We ought to be very careful to keep watch on ourselves. When a harbor is full of ships it is easy for them to run against each other, particularly if they are secretly riddled by the worm of bad temper.
St. John Climacus, 4
I have seen my four living children nearly grown. The youngest turns 17 tomorrow (which is quite old as we all know). Her older sisters are in their twenties and married. Her brother is enjoying his first few months of marriage while still in college. When I think of my life with these marvelous people, I am staggered by how quickly years have sped by. I am stricken with grief at the many words which failed to be spoken, and with compunction at many of the words which were.
St. John Climacus, in his classic work, The Ladder, looks at the inner life of monastics. And though they pray more and fast with greater rigor, their life is not categorically different from that of the rest of us. We share, after all, one human nature. And thus it is that we can read the advice from an ancient monastic of the desert and find that it fits our own hearts and the struggles within our own families and social climates.
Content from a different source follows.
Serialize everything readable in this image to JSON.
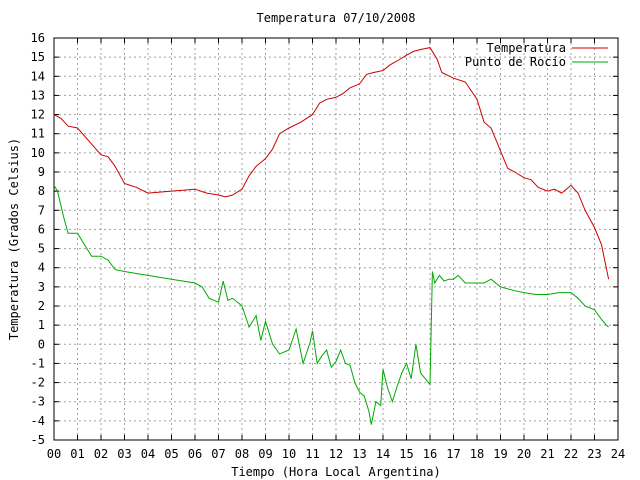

How many words I have spoken in haste with unkindness to one of my children – or my spouse – when there was no provocation! It is to such words that St. John refers when he speaks of the “worm of bad temper.” To awaken in the morning in a bad mood was one of my great indulgences as a teen. It later was curbed when I lived with a group of committed Christians in my early twenties. There was no room for “grumpiness.”
Living with others – particularly with my immediate family – has been the most important crucible of the inner life. It is one thing to be a father – it is another thing to be a father who happens to be a priest. The children with whom you are sharp in the morning have the great spiritual trial of forgiving you and seeing you as a priest later in the day at the altar of God. By God’s grace we learned to beg forgiveness of one another – and I was usually the one who stood first in need of begging. Fortunately my children are good hearted and forgive very willingly.
But the interior world of the heart that our closest relations and associations reveal to us is indeed the great battleground of the faith. St. John the Theologian says it all very simply:
If any one says, “I love God,” and hates his brother, he is a liar; for he who does not love his brother whom he has seen, cannot love God whom he has not seen (1 John 4:20).
Of course there is a world of difference between grumpiness and hate. But hate is a plant that does not flourish in the ground of kindness and meekness. Grumpiness is perhaps a minor thing but can make a fertile soil for far more serious.
I have to quickly recognize that my family has taught me much. One of my children once said to me: “Our family is a lot like a monastery – and you’re the abbot.” I smiled at the time – though it was true. It was the crucible where the love of God was being forged in our hearts. If we could not love our own flesh and blood, how hard it would be to love another.
That two of my children have taken up the cross of being the wives of priests only makes me pray more for them, and to think that my wife clearly set an example that was worth imitating. But each to his own call.
For all of us, in our various states and stages of life, the battleground is much the same. Most of our battles are with matters small and insignificant of themselves. A worm is but a tiny creature! But unless we tend to the battle moment by moment – struggling for love and forgiveness – then something other than love and forgiveness will triumph in our hearts. There is no neutral ground in the heart.
To my daughter who has tolerated me for seventeen years I pray: “Many years!” And ask that Christ “make her yoke easy and her burden light.” And that for all of us, we may take up His cross in our battles (small and great) and triumph over every temptation – even bad tempers!